Each of these courtiers had a dream. Joseph explained the dreams were from God, and asked about them. The chief cupbearer dreamt there was a grapevine with three branches and was bringing forth fruit, which he pressed into Pharaoh’s cup in his hand. Joseph interpreted the dream that in three days Pharaoh would restore the chief cupbearer to his post.
The chief baker then asked Joseph to interpret his dream, which was that there were three wicker baskets on his head, the top one filled with Pharaoh’s food, which birds were eating. Joseph explained that in three days Pharaoh would hang him.
Three days later, Pharaoh brought the chief cupbearer back to court, and hung the chief baker, just as Joseph had explained.
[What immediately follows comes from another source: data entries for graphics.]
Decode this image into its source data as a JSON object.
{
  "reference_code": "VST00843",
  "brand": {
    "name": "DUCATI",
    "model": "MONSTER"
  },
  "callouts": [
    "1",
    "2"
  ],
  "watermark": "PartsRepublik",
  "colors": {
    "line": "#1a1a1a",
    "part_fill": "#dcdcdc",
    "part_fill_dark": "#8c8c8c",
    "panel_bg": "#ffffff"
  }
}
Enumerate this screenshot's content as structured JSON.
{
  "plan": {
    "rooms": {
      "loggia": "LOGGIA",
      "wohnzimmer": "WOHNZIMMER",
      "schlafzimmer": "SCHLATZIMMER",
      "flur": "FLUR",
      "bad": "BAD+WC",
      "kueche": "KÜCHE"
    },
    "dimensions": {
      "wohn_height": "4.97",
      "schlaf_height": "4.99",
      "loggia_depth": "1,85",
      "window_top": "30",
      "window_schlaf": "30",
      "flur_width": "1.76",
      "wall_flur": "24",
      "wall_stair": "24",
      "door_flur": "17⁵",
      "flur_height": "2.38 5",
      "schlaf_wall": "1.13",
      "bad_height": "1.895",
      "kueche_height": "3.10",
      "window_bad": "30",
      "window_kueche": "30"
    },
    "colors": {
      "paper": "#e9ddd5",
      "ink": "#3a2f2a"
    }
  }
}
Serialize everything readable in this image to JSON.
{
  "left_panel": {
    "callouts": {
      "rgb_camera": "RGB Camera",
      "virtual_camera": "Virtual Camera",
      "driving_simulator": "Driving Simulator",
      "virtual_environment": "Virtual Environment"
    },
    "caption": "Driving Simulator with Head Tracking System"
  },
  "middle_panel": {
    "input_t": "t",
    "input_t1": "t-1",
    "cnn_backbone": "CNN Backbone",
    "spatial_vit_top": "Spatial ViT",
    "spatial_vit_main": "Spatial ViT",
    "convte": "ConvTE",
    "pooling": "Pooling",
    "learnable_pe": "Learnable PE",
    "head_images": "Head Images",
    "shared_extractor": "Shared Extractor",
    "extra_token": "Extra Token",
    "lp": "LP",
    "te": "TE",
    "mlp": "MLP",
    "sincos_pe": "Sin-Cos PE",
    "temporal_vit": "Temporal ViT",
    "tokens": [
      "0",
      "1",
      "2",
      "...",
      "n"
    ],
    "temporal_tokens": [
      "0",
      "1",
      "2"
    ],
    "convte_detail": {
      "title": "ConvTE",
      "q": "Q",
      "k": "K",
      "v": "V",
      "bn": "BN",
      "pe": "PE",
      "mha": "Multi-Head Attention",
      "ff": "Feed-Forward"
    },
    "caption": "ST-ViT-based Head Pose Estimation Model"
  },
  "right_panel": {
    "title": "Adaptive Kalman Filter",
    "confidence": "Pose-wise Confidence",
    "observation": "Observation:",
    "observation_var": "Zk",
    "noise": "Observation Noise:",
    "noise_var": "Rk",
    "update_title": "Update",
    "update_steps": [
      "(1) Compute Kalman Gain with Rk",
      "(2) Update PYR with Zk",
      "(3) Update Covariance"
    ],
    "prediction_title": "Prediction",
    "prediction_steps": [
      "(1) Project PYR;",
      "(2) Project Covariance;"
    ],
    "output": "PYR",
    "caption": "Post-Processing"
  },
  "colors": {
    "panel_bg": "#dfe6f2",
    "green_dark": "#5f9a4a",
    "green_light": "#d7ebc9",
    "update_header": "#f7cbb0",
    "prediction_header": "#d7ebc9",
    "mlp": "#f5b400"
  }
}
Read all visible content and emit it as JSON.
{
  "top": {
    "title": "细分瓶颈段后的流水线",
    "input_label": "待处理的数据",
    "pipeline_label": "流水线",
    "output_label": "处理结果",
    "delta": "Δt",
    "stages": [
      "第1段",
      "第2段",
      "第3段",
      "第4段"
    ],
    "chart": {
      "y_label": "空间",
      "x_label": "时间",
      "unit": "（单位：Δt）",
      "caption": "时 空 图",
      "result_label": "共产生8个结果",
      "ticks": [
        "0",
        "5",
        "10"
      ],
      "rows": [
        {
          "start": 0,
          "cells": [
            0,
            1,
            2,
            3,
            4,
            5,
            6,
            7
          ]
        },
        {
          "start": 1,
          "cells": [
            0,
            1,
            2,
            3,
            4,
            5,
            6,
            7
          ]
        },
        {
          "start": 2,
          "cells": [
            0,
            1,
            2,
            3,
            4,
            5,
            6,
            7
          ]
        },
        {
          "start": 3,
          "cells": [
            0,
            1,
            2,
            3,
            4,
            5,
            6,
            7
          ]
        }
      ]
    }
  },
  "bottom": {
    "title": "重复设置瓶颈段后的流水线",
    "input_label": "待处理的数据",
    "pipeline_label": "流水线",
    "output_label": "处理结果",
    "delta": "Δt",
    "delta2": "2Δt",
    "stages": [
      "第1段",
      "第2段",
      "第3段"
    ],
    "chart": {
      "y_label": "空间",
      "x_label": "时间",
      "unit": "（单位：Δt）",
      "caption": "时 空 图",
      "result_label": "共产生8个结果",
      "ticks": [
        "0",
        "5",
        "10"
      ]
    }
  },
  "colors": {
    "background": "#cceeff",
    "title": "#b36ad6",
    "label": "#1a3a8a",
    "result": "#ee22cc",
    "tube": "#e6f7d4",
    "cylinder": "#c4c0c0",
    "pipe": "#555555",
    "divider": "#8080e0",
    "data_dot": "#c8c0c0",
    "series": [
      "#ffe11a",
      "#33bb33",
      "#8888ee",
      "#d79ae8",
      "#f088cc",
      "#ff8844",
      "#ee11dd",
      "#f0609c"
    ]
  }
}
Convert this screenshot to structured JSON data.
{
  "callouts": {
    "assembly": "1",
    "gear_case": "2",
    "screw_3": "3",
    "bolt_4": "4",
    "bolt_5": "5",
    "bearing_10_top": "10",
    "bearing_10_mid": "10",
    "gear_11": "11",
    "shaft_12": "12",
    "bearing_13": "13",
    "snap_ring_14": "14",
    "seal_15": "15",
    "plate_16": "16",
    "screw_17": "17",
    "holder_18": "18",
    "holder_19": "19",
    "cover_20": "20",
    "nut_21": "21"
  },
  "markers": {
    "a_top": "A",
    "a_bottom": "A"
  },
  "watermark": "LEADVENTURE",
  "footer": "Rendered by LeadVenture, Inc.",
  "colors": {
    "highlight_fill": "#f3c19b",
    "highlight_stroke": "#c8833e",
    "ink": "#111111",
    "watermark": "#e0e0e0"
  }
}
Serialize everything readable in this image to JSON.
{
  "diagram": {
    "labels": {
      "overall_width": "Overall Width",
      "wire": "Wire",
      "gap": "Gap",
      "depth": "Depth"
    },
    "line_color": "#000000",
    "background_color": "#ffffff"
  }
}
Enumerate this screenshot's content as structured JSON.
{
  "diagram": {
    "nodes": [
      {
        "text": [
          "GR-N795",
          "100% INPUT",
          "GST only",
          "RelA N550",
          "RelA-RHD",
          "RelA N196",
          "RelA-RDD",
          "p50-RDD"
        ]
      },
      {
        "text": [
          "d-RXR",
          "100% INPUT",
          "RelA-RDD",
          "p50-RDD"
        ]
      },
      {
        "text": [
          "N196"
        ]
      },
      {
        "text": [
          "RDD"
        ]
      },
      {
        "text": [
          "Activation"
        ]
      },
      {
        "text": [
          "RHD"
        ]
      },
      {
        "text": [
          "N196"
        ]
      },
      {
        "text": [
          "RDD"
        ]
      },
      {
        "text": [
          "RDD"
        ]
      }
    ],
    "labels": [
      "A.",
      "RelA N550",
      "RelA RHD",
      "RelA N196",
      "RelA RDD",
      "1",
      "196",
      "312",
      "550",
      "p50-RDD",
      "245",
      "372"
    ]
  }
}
In this week’s parasha, Mikeitz, it is two years later. Pharaoh has a dream, and the chief cupbearer tells Pharaoh of Joseph, the Hebrew slave who can interpret dreams. Joseph tells Pharaoh that only God can explain the dream, and Joseph simply relates what God tells him the dream means. Pharaoh then describes the dream: He is standing by the Nile when seven fat cows emerge and graze. Then seven thin, poor cows emerge and eat the seven fat cows, but the poor cows still look thin. After that, Pharaoh sees seven strong ears of corn on a single stalk, which are then eaten by seven thin and scorched ears of corn.
Joseph explains God is telling Pharaoh there will be seven years of abundance, which will be followed by seven years of terrible famine. Joseph says Pharaoh should prepare during the seven good years by stockpiling food to last through the seven bad years. Pharaoh is so impressed the spirit of God dwells in Joseph he appoints Joseph his viceroy, to lead Egypt during the times of plenty and famine. Joseph masterfully organizes the Egyptians to preserve their excess food during the years of plenty.
The famine comes, and forces Joseph’s brothers to travel to Egypt for food. Only ten of the brothers come, leaving Benjamin, the youngest, behind. Joseph and Benjamin are the only two children of Rachel, and Joseph loves Benjamin very much. Because of Joseph’s position, the brothers arrange to see him to request help. Joseph is unsure how his brothers feel about him and how they will react to him, so he does not reveal his true identity to his brothers. Instead, he asks about their family, and inquires of their father so he can learn if Jacob is still alive. The brothers tell Joseph one brother is gone (Joseph himself) and one is at home (Benjamin). Joseph wants to see Benjamin, and tells the brothers they cannot return unless they bring Benjamin.
The brothers return to Canaan and after the food they brought is gone, tell their father they cannot return for more food unless they bring Benjamin. Jacob is afraid his beloved youngest son may not return to him, and only reluctantly permits him to go. The brothers go to Egypt, obtain food, and begin the journey back to Canaan. Joseph has his silver goblet hidden in Benjamin’s saddle bags, then sends a messenger to stop the brothers’ journey. They are brought back to Joseph, and he accuses them of theft.